Compared to the current academic year, there has been a 23 percent increase in the number of students registering to study at the University of Groningen.
Translation by Traci White
RTV Noord reports that there were 9,062 first year student registrations. This year, that is up to 11,217. Many of the new registrations are from international students: 50 percent more EU students have been accepted to study at the RUG, and non-EU student enrolment is up by 31 percent. The net increase among Dutch student registrations is 11 percent.
In the master’s programmes, registration numbers are up by nearly 1,000 over last year. Two faculties – behavioural and social sciences, and science and engineering – have seen the biggest increase. Both faculties are already struggling to accommodate their current student populations: competition for lecture halls and exam facilities is fierce. The psychology department (which is part of the behavioural and social sciences faculty) will reintroduce numerus fixus, a cap on enrolments, in 2019.
The ever-growing enrolment numbers among international students has been out of proportion with the number of available accommodations in Groningen for years. Hundreds of students remain housed in a former asylum seekers’ centre, which was meant to function as a temporary solution to the ongoing international housing shortage.
To that end, the University of Groningen, the Hanze University of Applied Sciences and the municipality of Groningen are looking for an additional 500 to 1,000 rooms to house foreign students, including properties outside of the city limits.
Concerns about unchecked growth among international students at Dutch academic institutions was recently addressed by education minister Ingrid van Engelshoven. The minister stated that while universities can decide for themselves if academic programmes should be offered in English, she was considering charging universities higher fees for foreign students and raising tuition fees for non-EU students.
Registration versus enrolment
While international student numbers are undeniably on the rise, not all students who register to study ultimately end up enrolling at the university. Foreign students in particular often apply to multiple universities, which means they are counted as registering at more than one academic institution.

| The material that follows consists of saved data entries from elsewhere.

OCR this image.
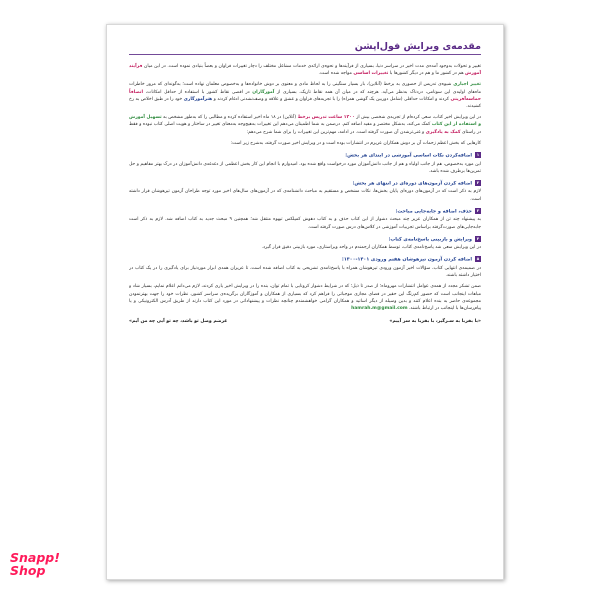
مقدمه‌ی ویرایش فول‌آپشن

تغییر و تحولات به‌وجود آمده‌ی مدت اخیر در سراسر دنیا، بسیاری از فرآیندها و نحوه‌ی ارائه‌ی خدمات مشاغل مختلف را دچار تغییرات فراوان و بعضاً بنیادی نموده است. در این میان فرآیند آموزش هم در کشور ما و هم در دیگر کشورها با تغییرات اساسی مواجه شده است.

تغییر اجباری شیوه‌ی تدریس از حضوری به برخط (آنلاین)، بار بسیار سنگینی را به لحاظ مادی و معنوی بر دوش خانواده‌ها و به‌خصوص معلمان نهاده است؛ به‌گونه‌ای که مرور خاطرات ماه‌های اولیه‌ی این سونامی، دردناک به‌نظر می‌آید. هرچند که در میان آن همه نقاط تاریک، بسیاری از آموزگاران در اقصی نقاط کشور با استفاده از حداقل امکانات، انصافاً حماسه‌آفرینی کردند و امکانات حداقلی (شامل دوربین یک گوشی همراه) را با تجربه‌های فراوان و عشق و علاقه و وصف‌نشدنی ادغام کردند و هنرآموزگاری خود را در طبق اخلاص به رخ کشیدند.

در این ویرایش اخیر کتاب، سعی کرده‌ام از تجربه‌ی شخصی بیش از ۱۲۰۰ ساعت تدریس برخط (آنلاین) در ۱۸ ماه اخیر استفاده کرده و مطالبی را که به‌طور مشخص به تسهیل آموزش و استفاده از این کتاب کمک می‌کند، به‌شکل مختصر و مفید اضافه کنم. درضمن به شما اطمینان می‌دهم این تغییرات به‌هیچ‌وجه به‌معنای تغییر در ساختار و هویت اصلی کتاب نبوده و فقط در راستای کمک به یادگیری و غنی‌ترشدن آن صورت گرفته است. در ادامه، مهم‌ترین این تغییرات را برای شما شرح می‌دهم:

کارهایی که بخش اعظم زحمات آن بر دوش همکاران عزیزم در انتشارات بوده است و در ویرایش اخیر صورت گرفته، به‌شرح زیر است:

۱اضافه‌کردن نکات اساسی آموزشی در ابتدای هر بخش:

این مورد به‌خصوص، هم از جانب اولیاء و هم از جانب دانش‌آموزان مورد درخواست واقع شده بود. امیدوارم با انجام این کار بخش اعظمی از دغدغه‌ی دانش‌آموزان در درک بهتر مفاهیم و حل تمرین‌ها برطرف شده باشد.

۲اضافه کردن آزمون‌های دوره‌ای در انتهای هر بخش:

لازم به ذکر است که در آزمون‌های دوره‌ای پایان بخش‌ها، نکات مشخص و مستقیم به مباحث دانشنامه‌ی که در آزمون‌های سال‌های اخیر مورد توجه طراحان آزمون تیزهوشان قرار داشته است.

۳حذف، اضافه و جابه‌جایی مباحث:

به پیشنهاد چند تن از همکاران عزیز چند مبحث دشوار از این کتاب حذف و به کتاب دهوش کمپلکس تیهوه منتقل شد؛ همچنین ۹ مبحث جدید به کتاب اضافه شد. لازم به ذکر است جابه‌جایی‌های صورت‌گرفته براساس تجربیات آموزشی در کلاس‌های درس صورت گرفته است.

۴ویرایش و بازبینی پاسخ‌نامه‌ی کتاب:

در این ویرایش سعی شد پاسخ‌نامه‌ی کتاب، توسط همکاران ارجمندم در واحد ویراستاری، مورد بازبینی دقیق قرار گیرد.

۵اضافه کردن آزمون تیزهوشان هفتم ورودی ۱۴۰۱-۱۴۰۰:

در ضمیمه‌ی انتهایی کتاب، سؤالات اخیر آزمون ورودی تیزهوشان همراه با پاسخ‌نامه‌ی تشریحی به کتاب اضافه شده است، تا عزیزان همدی ابزار موردنیاز برای یادگیری را در یک کتاب در اختیار داشته باشند.

ضمن تشکر مجدد از همه‌ی عوامل انتشارات مهروماه؛ از صدر تا ذیل؛ که در شرایط دشوار کرونایی با تمام توان، بنده را در ویرایش اخیر یاری کردند، لازم می‌دانم اعلام نمایم، بسیار شاد و مباهات اینجانب است که حضور کم‌رنگ این حقیر در فضای مجازی موجباتی را فراهم کرد که بسیاری از همکاران و آموزگاران برگزیده‌ی سراسر کشور، نظرات خود را جهت بهترنمودن مجموعه‌ی حاضر به بنده اعلام کنند و بدین وسیله از دیگر اساتید و همکاران گرامی خواهشمندم چنانچه نظرات و پیشنهاداتی در مورد این کتاب دارند از طریق آدرس الکترونیکی و یا پیام‌رسان‌ها با اینجانب در ارتباط باشند. hamrah.m@gmail.com

«با بقربا به سـرگیر، با بقربا به سر آییم»
غرضم وصل تو باشد، چه تو آیی چه من آیم»
Snapp!
Shop
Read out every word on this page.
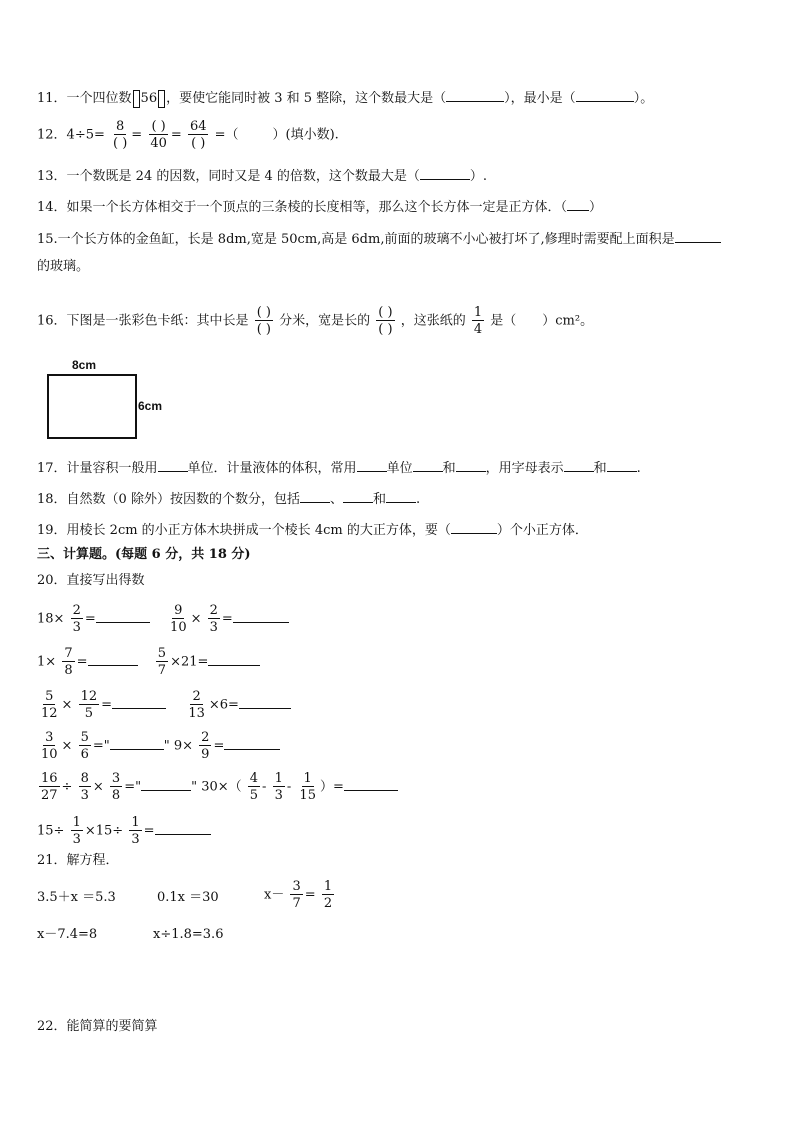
11．一个四位数 56 ，要使它能同时被 3 和 5 整除，这个数最大是（	），最小是（	）。
12．$4\div 5= \frac{8}{( )} = \frac{( )}{40} = \frac{64}{( )}$ =（	）(填小数).
13．一个数既是 24 的因数，同时又是 4 的倍数，这个数最大是（	）.
14．如果一个长方体相交于一个顶点的三条棱的长度相等，那么这个长方体一定是正方体．（ ）
15.一个长方体的金鱼缸，长是 8dm,宽是 50cm,高是 6dm,前面的玻璃不小心被打坏了,修理时需要配上面积是
的玻璃。
16．下图是一张彩色卡纸：其中长是 $\frac{( )}{( )}$ 分米，宽是长的 $\frac{( )}{( )}$ ，这张纸的 $\frac{1}{4}$ 是（ ）cm²。
8cm
6cm
17．计量容积一般用 单位．计量液体的体积，常用 单位 和 ，用字母表示 和 .
18．自然数（0 除外）按因数的个数分，包括 、 和 .
19．用棱长 2cm 的小正方体木块拼成一个棱长 4cm 的大正方体，要（	）个小正方体．
三、计算题。(每题 6 分，共 18 分)
20．直接写出得数
$18\times \frac{2}{3}$ =	$\frac{9}{10} \times \frac{2}{3}$ =
$1\times \frac{7}{8}$ =	$\frac{5}{7} \times 21=$
$\frac{5}{12} \times \frac{12}{5}$ =	$\frac{2}{13} \times 6=$
$\frac{3}{10} \times \frac{5}{6}$ ="	" $9\times \frac{2}{9}$ =
$\frac{16}{27} \div \frac{8}{3} \times \frac{3}{8}$ ="	" $30\times( \frac{4}{5} - \frac{1}{3} - \frac{1}{15}$ ）=
$15\div \frac{1}{3} \times 15\div \frac{1}{3}$ =
21．解方程．
3.5＋x ＝5.3	0.1x ＝30	$x- \frac{3}{7} = \frac{1}{2}$
x－7.4=8	x÷1.8=3.6
22．能简算的要简算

UPDATE: 4:56 p.m., Tuesday, 26 June
University of Groningen spokesperson Jorien Bakker says that while the university is glad that more and more students around the world are choosing to come to Groningen, “we are aware of the challenges that come along with that. We are currently working as hard as we can to provide more housing for students, and several other academic programmes are considering implementing a numerus fixus. But obviously we are pleased that the university is continuing to grow.”